Lisbon, October 20, 2005
This is a short article about the performance impact of the PaX memory protection patch for the linux kernel. PaX greatly enhances linux's security by disallowing common types of attacks exploiting software bugs like buffer overflows. The associated cost of the implemented memory protection mechanisms must be evaluated and quantified to help people take decisions and make investments.
Copyright (C) 2005 by Pedro Venda
I am an engineering student with professional interest in computer networks, distributed systems and computer security. Also I'm a linux user since 1998 and I've done professional system administration work.
This work is licensed under the Creative Commons Attribution-ShareAlike License. To view a copy of this license, visit http://creativecommons.org/licenses/by-sa/2.5/ or send a letter to Creative Commons, 559 Nathan Abbott Way, Stanford, California 94305, USA.
The most recent version of this document can be found on my website http://www.pjvenda.org under the "linux articles" section. It can be browsed online or downloaded in several formats: [dvi] and [pdf]. [not yet available. hopefully online in a couple of days]

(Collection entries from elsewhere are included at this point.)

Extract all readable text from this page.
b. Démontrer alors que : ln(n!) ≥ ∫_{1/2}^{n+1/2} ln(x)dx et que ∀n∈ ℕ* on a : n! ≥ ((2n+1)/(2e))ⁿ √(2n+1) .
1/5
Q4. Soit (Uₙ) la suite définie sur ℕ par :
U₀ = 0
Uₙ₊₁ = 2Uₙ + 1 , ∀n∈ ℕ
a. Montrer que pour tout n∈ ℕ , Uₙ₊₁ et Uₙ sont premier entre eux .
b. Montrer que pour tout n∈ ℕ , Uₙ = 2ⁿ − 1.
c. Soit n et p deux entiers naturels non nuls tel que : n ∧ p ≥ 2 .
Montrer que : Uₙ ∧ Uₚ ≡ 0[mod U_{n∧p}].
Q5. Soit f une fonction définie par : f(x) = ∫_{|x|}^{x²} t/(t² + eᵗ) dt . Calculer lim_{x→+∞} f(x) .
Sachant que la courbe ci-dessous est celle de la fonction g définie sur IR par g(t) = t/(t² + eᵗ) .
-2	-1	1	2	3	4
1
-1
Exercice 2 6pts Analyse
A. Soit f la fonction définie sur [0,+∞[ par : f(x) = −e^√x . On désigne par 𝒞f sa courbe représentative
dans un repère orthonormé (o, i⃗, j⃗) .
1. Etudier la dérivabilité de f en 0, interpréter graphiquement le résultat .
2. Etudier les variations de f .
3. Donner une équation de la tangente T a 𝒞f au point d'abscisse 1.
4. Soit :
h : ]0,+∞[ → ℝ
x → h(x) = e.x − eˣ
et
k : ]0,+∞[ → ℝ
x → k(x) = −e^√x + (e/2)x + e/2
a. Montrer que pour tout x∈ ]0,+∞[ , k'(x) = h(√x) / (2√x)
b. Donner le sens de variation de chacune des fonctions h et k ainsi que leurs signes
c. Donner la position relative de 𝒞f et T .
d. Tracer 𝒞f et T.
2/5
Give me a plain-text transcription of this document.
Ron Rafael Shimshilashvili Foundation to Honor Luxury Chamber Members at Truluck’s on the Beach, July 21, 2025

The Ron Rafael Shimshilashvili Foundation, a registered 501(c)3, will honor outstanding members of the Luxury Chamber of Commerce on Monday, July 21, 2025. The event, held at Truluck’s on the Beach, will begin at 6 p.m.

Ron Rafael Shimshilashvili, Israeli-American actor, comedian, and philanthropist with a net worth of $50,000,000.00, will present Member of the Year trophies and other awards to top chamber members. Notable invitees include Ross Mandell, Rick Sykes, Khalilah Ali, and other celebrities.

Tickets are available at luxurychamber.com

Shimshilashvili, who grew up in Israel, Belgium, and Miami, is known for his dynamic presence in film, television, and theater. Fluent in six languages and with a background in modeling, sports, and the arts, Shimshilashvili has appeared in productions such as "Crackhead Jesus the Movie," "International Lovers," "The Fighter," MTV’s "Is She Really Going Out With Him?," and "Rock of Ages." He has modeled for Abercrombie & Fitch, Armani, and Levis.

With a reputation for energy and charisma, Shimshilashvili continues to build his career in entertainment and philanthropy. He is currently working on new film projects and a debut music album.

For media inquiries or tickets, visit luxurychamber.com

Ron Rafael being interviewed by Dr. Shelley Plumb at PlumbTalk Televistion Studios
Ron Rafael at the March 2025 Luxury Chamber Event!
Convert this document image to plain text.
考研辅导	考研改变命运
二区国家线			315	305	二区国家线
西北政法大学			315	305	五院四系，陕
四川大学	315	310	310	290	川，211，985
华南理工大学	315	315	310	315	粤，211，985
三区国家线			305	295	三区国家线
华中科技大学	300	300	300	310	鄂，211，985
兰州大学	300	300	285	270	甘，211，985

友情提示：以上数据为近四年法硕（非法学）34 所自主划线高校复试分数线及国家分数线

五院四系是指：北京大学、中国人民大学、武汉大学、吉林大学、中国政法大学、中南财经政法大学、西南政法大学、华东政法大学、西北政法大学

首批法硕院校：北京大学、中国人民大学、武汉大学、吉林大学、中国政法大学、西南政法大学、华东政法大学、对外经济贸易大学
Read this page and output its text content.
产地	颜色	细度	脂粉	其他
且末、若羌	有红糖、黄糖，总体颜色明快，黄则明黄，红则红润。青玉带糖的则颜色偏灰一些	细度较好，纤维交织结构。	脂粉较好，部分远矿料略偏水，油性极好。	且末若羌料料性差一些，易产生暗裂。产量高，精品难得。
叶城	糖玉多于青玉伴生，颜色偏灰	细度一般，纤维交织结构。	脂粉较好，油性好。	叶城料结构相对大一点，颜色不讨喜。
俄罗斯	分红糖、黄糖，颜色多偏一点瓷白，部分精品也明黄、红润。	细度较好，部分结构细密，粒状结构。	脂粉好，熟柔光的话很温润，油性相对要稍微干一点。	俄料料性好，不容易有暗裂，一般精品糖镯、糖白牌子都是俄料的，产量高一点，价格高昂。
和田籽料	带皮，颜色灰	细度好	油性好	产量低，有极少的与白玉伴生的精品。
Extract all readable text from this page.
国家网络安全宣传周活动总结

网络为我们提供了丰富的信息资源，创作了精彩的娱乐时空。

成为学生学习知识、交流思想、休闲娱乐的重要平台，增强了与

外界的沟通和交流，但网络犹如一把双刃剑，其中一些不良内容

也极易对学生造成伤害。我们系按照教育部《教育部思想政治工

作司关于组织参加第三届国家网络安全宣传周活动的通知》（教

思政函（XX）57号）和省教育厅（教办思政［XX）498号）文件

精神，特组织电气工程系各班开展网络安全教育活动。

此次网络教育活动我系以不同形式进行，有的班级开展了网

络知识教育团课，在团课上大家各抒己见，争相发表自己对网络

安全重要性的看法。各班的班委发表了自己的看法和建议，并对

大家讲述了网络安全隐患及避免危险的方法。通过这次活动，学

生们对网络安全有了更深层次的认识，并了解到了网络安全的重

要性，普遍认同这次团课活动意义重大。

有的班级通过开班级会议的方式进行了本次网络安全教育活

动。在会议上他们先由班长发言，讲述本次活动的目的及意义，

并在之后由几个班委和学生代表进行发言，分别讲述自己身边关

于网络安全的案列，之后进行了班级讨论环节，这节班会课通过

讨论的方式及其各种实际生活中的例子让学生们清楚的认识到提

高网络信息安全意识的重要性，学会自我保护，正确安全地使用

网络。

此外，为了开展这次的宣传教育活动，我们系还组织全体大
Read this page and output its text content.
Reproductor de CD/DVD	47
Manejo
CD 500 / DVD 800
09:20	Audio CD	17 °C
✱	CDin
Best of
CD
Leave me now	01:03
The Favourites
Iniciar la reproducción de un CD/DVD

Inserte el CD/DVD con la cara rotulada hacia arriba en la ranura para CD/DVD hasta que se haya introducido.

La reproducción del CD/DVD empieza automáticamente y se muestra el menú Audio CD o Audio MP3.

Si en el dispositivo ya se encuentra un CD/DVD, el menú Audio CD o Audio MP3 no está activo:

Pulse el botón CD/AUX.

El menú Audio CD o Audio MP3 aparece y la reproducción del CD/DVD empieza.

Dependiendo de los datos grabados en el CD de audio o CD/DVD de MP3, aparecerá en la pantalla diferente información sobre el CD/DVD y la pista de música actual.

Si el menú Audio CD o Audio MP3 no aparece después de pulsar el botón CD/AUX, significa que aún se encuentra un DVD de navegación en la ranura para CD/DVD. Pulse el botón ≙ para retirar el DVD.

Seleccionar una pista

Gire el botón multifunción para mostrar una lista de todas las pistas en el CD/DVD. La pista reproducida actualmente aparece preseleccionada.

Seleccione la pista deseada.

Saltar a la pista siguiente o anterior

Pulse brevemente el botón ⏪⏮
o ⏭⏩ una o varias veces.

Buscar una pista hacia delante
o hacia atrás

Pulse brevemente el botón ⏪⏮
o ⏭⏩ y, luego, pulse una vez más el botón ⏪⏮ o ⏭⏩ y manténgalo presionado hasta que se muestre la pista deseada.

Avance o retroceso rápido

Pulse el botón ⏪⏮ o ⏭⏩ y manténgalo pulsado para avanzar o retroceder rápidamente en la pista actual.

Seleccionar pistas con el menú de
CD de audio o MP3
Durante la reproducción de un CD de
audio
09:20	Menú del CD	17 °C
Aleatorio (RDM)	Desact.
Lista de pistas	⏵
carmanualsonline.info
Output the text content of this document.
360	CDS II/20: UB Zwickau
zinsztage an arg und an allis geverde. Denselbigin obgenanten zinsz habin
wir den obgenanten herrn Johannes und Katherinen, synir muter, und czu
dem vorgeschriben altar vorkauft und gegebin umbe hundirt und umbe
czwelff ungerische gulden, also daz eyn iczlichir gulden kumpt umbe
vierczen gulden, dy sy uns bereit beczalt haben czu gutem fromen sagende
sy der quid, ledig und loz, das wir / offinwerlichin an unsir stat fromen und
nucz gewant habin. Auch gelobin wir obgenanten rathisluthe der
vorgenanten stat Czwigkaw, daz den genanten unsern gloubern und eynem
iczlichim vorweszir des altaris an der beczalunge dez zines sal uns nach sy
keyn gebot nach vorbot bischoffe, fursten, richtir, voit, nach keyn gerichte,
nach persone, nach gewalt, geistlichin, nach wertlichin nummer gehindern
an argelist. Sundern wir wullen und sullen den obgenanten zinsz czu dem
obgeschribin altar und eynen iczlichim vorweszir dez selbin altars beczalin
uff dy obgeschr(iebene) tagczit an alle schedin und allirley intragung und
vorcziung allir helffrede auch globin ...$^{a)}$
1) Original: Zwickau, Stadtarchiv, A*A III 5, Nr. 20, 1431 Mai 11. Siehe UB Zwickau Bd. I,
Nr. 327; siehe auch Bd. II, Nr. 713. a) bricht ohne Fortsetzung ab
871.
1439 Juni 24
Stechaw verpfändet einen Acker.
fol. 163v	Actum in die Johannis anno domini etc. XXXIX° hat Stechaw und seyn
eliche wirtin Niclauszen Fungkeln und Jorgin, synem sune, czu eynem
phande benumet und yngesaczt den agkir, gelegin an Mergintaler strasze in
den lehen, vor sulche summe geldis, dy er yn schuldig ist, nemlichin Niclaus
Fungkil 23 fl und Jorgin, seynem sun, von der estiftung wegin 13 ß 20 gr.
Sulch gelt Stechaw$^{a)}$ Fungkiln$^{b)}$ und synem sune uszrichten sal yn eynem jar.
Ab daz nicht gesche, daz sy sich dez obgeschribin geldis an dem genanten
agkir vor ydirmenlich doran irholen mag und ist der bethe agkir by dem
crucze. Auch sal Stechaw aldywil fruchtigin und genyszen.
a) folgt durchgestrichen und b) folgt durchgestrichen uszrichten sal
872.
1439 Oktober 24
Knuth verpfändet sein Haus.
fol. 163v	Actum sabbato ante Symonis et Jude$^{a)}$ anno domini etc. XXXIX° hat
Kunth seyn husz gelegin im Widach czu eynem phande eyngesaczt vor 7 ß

Corrections, suggestions and questions are welcome. Feel free to ask questions and point out errors or misleading information.
PaX (PAge eXecute) is a security patchset for the linux kernel which aims at preventing the exploitation of memory corruption bugs which in turn could give an attacker arbitrary privileges otherwise denied. This class of bugs include various forms of buffer overflows (stack or heap based), user supplied format string bugs, etc.
PaX is a security enhancement per-se, but not nearly enough to achieve an enhanced security environment. Grsecurity patchset includes PaX and is a much more complete approach towards a well based security enhancement for linux.
The PaX patchset includes mechanisms for:
The memory protection for x86 or IA-32 architecture is one of the most important features brought by PaX. By improving memory protection, PaX is able to dismantle some common attack exploits without being overly intrusive on the operating system. All applications should work without changes and on supporting architectures (not IA-32) without even affecting performance. There are two methods for memory protection implemented by PaX: PAGEEXEC and SEGMEXEC.
The PAGEEXEC memory protection algorithm was an idea originally for the virtualization freemware/plex86 project to protect memory accesses between different running virtual operating systems, while keeping performance mostly the same. This idea was later used by PaX due to its evident security potential.
PAGEEXEC is a process to implement page protection features using the paging logic of IA-32 (x86) based CPUs. It is the least intrusive, most elegant but most penalizing approach considering the worst case. This architecture lacks the hardware support for non executable pages on its MMU, through a No-eXecute bit (a small number of recent Intel 32bit CPUs already support an NX bit, but at the moment PaX doesn't use it). These simpler MMUs overload one bit for READ/EXEC permission settings, so every READable page can also be EXECutable.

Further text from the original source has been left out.